Kenya is a friendly place, the people are beautiful and the living seems to be pretty easy on the coast. One of the employees at the hostel (resort) I’ve been spending my time at seems to have taken a liking to me. I compliment his East African music all of the time and I think he likes that. Yesterday evening he sat me down and showed me a bunch of music videos on a projector in the kitchen. He was able to explain to me what all of the artists and singers are singing about, things ranging from love to eating to living with AIDS. He tells me he is going to take me to an African disco one of these nights – he promises there will be no western music. Hamisi is his name, I have no way of knowing whether that is how to spell it or not, but he keeps telling me to go back to American, make a bunch of money and then come back and live like a king in Kenya. I like the way he thinks, but I’m not sure I could live in Kenya for more than a few months, it seems to be a hard life for some of the people. Although, they are, in general, much happier than we are in America. What’s up with that? Since arriving here I’ve noticed that even the little orphans who have no family, get no attention, and eat the same nutrition-less food everyday while wearing torn clothing are SO happy. Why aren’t those of us who live in the developed world happier? I mean, if I wanted to, I could buy myself a nice dinner, new clothes, live in a nice place and surround myself with the people I love and probably still not achieve the level of happiness that the people here seem to just have naturally. It’s something worth looking into. I think at this point I have noticed that it has something to do with the amount of material things that they possess. They put their focus on things that cannot be held. Things like love, God, passion…things that are worth respecting. It is worth noting though, Hamisi, being the good man that he is, lost a relative in a car accident earlier this week, and although he was not happy to have lost someone he loves, he simply shrugged and said to me, “it is in the past, I cannot change that.” When he returned to the hostel he told me he was glad to have seen his family, then he started dancing with me to the African music I was so invested in. A good man.
Scott, the owner of the hostel, is also worth noting here. He has graciously opened up his home to us and is feeding us as well. Visiting the coast would not be possible without him.
These last four days have been nothing like the first 31. I spend my time relaxing by a pool, reading books (Whale Rider, The Trouble With Emily Dickinson, The Iceberg Hermit and Disgrace (written by a South African), walking on the white sandy beaches of the Indian Ocean, and enjoying the company of hostel guests from all around the world. I keep telling myself that this time is important. I need to recollect my thoughts before moving on, although I am quite looking forward to heading to Uganda within the week.
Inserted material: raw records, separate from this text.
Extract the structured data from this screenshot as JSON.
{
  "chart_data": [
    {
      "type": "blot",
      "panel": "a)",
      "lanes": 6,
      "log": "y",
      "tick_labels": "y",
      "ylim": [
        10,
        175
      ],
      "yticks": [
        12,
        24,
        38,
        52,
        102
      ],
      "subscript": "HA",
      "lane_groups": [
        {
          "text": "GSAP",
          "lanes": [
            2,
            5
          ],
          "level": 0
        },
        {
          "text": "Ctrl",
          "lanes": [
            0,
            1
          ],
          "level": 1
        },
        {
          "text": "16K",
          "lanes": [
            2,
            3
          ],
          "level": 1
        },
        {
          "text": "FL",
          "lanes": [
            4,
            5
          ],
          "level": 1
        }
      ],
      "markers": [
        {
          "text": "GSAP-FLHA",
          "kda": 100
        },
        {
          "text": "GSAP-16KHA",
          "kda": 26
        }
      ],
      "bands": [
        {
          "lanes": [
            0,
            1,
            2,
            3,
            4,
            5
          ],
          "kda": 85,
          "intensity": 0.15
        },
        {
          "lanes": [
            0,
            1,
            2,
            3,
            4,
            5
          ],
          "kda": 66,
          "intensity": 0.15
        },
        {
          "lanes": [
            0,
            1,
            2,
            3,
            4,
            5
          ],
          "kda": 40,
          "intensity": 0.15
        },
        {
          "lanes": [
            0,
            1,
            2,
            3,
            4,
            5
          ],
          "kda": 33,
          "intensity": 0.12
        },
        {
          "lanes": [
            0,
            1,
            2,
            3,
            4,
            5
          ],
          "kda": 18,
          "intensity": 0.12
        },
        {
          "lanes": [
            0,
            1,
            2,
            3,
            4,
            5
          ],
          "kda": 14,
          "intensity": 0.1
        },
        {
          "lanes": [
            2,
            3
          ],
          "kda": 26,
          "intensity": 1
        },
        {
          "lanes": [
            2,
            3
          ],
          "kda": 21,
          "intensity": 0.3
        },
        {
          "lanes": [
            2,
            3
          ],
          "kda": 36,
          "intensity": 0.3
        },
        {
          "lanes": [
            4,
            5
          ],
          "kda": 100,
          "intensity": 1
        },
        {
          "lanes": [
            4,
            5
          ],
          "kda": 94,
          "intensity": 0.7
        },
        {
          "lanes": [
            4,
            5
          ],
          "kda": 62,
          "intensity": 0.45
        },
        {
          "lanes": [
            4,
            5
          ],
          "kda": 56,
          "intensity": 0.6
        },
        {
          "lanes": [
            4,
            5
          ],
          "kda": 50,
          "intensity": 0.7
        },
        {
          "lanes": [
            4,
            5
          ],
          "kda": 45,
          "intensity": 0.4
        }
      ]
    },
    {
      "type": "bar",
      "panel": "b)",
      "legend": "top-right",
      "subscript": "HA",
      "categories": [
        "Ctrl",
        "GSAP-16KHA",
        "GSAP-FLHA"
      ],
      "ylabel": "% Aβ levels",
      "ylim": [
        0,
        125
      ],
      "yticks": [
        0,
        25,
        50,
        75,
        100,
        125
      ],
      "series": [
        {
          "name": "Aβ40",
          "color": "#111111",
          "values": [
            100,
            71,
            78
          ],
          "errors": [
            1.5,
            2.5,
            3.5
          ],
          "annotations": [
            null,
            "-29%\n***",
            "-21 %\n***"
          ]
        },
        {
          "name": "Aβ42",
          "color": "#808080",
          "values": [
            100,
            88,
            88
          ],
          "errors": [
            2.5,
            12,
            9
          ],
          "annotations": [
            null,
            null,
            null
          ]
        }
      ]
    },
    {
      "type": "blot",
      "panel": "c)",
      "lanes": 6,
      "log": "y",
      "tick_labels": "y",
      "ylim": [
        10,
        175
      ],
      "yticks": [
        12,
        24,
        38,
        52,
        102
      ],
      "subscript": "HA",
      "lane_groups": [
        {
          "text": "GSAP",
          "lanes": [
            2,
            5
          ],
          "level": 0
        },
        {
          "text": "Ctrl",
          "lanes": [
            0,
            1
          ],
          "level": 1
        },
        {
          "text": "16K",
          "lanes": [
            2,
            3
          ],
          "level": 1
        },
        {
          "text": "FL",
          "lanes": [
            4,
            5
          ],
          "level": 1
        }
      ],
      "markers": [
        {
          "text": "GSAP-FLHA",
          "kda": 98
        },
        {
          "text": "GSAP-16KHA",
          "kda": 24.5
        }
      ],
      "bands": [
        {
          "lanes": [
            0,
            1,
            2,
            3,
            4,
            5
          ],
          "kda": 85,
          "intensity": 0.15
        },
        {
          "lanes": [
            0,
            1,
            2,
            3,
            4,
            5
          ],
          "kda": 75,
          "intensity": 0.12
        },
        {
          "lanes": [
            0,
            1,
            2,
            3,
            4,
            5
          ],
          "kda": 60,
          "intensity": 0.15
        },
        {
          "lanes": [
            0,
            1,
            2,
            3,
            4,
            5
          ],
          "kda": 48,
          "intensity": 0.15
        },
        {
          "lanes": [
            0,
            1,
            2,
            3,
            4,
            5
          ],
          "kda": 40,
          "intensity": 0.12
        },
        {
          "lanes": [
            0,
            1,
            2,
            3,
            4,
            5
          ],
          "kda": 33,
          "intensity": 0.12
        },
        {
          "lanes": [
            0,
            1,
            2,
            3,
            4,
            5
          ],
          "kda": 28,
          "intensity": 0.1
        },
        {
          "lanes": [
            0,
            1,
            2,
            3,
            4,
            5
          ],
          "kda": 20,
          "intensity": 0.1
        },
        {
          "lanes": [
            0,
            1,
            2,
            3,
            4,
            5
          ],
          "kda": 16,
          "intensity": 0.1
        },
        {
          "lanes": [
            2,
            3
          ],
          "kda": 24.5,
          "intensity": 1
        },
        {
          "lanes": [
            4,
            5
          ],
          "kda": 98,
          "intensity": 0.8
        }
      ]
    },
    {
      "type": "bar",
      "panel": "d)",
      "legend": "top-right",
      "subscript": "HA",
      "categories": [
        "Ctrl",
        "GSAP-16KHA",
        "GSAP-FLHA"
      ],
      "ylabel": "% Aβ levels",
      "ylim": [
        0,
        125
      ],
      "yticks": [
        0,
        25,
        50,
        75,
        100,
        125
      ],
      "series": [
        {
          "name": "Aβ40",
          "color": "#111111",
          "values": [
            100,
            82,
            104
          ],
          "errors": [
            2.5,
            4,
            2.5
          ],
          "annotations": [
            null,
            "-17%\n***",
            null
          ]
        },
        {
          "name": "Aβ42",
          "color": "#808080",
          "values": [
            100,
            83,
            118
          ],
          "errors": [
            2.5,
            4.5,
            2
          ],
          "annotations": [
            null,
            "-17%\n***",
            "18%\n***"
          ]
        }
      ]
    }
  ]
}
Wildlife on the coast is unique. I have not seen any big animals since arriving but there are a variety of monkeys and baboons here. They have no fear of humans, so they go about their days as usual and it’s easy to spot them in the trees, hanging out of fences, or crossing the road. Oh, the road! Our main modes of transportation here are motorbikes and Kenyan taxis called matatus. These are two very unique ways to travel, motorbikes are able to weave in and out of traffic and get you to where you need to be quickly, while matatus are crowded but dirt cheap. I like both, but I don’t think you’d ever see wither mode of transportation in the states, at least not in the same way they are used here.
A closing thought:
Thank you for all of the messages, comments and e-mails you have been sending me. Although I am not able to respond readily, I want you to know that it means the world to log onto a computer every few days (or weeks) and be able to hear from you all.